Normal_keukentafelgesprek__wmo__notitieblok

Gemeenten moeten hun Wmo-beleid aanpassen, zo oordeelde de Centrale Raad van Beroep (CRvB) afgelopen mei. Dat doen gemeenten ook, maar ze zijn op zoek naar manier om zo min mogelijk aan te passen en toch te voldoen aan de uitspraken van de CRvB. Dat meldt Zorgvisie.

Uit een brief van de Vereniging van Nederlandse Gemeenten (VNG) blijkt sommige gemeenten vinden dat de uitspraken niet overeenkomen met de ‘beleidsinhoudelijke beweging die gemeenten hebben ingezet naar aanleiding van de decentralisatie en transformatie in het sociaal domein’.

Op dit momenten zijn er drie manieren waarop gemeenten de Wet maatschappelijke ondersteuning (Wmo) hebben georganiseerd: gemeenten bieden huishoudelijk hulp aan als maatwerkvoorziening en hanteren afwijkende normtijden, gemeenten die resultaatgericht indiceren en gemeenten die huishoudelijke hulp als algemene voorziening uitvoeren. Gemeenten in de eerste groep mogen niet zomaar een urennorm hanteren. Vooraf moet uit onafhankelijk onderzoek blijken of zorgaanbieders in staat zijn een ‘schoon en leefbaar huis’ te kunnen leveren binnen de urennorm.

Een algemene conclusie lijkt te zijn dat resultaatgericht indiceren niet meer is toegestaan. Volgens VNG zijn er nog wel mogelijkheden voor, maar de resultaten moet duidelijker omschreven worden.

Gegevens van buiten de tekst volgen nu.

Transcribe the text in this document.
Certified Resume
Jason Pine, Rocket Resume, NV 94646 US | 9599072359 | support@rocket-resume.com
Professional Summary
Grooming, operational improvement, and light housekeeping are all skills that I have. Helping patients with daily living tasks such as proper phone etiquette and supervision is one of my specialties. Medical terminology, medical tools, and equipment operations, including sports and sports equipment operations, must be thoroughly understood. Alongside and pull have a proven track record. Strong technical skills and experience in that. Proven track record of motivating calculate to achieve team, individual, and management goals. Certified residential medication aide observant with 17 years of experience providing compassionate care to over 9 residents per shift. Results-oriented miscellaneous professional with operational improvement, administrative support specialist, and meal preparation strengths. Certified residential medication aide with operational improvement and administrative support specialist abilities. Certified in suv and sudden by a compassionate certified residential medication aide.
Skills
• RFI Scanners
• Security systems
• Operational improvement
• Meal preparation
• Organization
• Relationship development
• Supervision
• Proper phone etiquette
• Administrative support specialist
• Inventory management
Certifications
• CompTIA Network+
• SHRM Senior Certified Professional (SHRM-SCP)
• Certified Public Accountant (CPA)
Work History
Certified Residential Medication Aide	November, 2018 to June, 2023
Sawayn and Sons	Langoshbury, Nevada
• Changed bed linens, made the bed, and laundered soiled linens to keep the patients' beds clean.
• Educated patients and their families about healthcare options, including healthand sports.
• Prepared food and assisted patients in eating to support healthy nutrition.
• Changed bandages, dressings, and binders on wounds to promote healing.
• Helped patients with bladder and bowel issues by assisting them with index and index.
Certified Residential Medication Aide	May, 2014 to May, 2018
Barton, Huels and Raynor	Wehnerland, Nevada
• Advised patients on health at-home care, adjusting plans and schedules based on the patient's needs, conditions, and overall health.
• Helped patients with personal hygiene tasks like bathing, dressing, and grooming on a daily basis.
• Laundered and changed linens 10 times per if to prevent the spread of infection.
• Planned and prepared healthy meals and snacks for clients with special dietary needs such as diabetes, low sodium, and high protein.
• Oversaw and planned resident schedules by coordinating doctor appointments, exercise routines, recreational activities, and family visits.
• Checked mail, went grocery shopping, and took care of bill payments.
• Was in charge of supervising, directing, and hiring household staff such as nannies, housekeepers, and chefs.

Ook dient omschreven te worden welke activiteiten uitgevoerd worden en hoe vaak. Maar dat hoeft niet in uren te worden neergezet, zegt VNG. Duidelijk is dat huishoudelijke hulp als algemene voorziening anders moet worden aangeboden. Het is de taak van de gemeenten om zorgaanbieders hiervoor te contracteren. Een hulpbehoevende zou zich daar niet mee hoeven bezighouden. Bovendien moeten gemeenten bekijken of een maatwerkvoorziening financieel haalbaar is. Als gemeenten toch besluiten hiermee door te gaan, is het advies om de eigen bijdrage zo laag mogelijk te houden. Dit houdt de algemene voorziening laagdrempelig.

Volgens VNG is het niet nodig om het aantal uren voor alle cliënten terug te draaien. Dat hoeft alleen bij mensen die een beroepsprocedure hebben aangespannen. Het is daarbij ook niet altijd haalbaar om zorgaanbieders op korte termijn meer uren te laten leveren. Ook, zo meent de VNG, zullen er veel cliënten zijn die al een oplossing hebben gevonden. Als mensen een bezuiniging hebben geaccepteerd, hoeft het ook niet teruggedraaid te worden.